Attackers Use Bing AI Search to Distribute GhostSocks Malware

Security researchers identified malicious GitHub repositories exploiting Bing AI search results to distribute information stealers and GhostSocks malware between February 2 and 10, 2026. The campaign demonstrates how quickly threat actors weaponize new technologies to steal credentials and turn compromised machines into residential proxies.

The attack exploited Bing's AI search capabilities for distribution. When someone searched "OpenClaw Windows" through Bing, the AI suggestion linked directly to a newly-created malicious GitHub repository named openclaw-installer. Simply hosting the malware on GitHub was enough to poison the search results and propel the malicious repo to the top suggestion.

GhostSocks: Turning Victims into Proxies

GhostSocks is proxy malware used by criminals to turn compromised machines into residential proxies. These proxies route malicious traffic and access compromised accounts using stolen credentials. Using a proxy machine allows criminals to bypass anti-fraud checks when accessing accounts, making stolen credentials more valuable.

The residential proxy network aspect makes this particularly concerning.

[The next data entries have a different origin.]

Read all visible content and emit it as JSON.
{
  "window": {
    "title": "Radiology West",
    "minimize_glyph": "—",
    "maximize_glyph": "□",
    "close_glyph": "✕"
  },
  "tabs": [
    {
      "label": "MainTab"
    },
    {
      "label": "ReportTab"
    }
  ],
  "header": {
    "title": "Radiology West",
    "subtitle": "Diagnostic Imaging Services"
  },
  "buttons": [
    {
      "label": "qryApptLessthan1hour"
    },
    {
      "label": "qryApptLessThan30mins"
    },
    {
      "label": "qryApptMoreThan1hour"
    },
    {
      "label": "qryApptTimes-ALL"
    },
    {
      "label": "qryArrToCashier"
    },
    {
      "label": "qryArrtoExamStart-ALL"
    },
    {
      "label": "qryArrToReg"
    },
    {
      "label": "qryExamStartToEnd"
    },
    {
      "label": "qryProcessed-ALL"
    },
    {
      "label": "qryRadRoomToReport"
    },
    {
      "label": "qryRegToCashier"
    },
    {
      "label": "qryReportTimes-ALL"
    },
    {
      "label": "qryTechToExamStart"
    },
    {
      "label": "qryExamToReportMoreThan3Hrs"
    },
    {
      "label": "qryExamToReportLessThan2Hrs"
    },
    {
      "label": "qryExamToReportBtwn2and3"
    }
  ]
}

Beyond the initial credential theft, infected machines become infrastructure for future attacks—credential stuffing, account takeover, and fraud operations all benefit from routing through legitimate residential IP addresses.

This attack follows a pattern similar to the StripeAPI.NET NuGet typosquat that targeted developer ecosystems through package repository poisoning. The key difference: this campaign uses AI search results rather than dependency confusion.

Attack Infrastructure

The malicious repository was created by an account that joined GitHub in September 2025 but had no public activity until it opened an issue on the official OpenClaw repository promoting another repository—openclaw-trading-assistant—under the organization molt-bot. That issue was later marked as spam by maintainers.

The malware-laced installers were disguised as legitimate OpenClaw software. OpenClaw is a popular open-source AI agent framework, making it an attractive target for impersonation. Users seeking to install the tool through search engines instead of official channels became victims.

We previously covered how Vidar infostealers began targeting OpenClaw configuration files, stealing agent credentials and memory files. This campaign takes a different approach—instead of stealing from existing OpenClaw users, attackers create fake installation vectors to compromise users before they even set up the software.

AI Search Manipulation

The Bing AI search results lent credibility to the malicious repository. AI-generated search summaries don't inherently validate the trustworthiness of sources they cite. When an AI confidently suggests a link as the answer to a user's query, users tend to trust that recommendation.

This represents an emerging threat vector as AI search becomes more prevalent. Traditional SEO poisoning required significant effort to rank malicious pages. AI search can be manipulated through different signals—repository activity, issue discussions, and other GitHub-specific metadata that the AI interprets as relevance signals.

The shadow-reactor Remcos RAT campaign showed similar patterns of attackers exploiting trusted developer infrastructure. GitHub's reputation as a legitimate platform provides cover for malicious repositories before they're reported and removed.

Protecting Against AI Search Poisoning

1. Verify official sources - Navigate to software projects through official websites, not search results
2. Check repository age - Newly created repositories claiming to be established software are red flags
3. Review commit history - Legitimate projects have meaningful commit histories
4. Look for verification - Official projects often have verified organization badges on GitHub
5. Use official package managers - When available, install through pip, npm, or cargo rather than random installers

The malicious repositories have been reported and removed from GitHub. Organizations should check endpoint detection logs for connections to residential proxy infrastructure, which may indicate GhostSocks infections.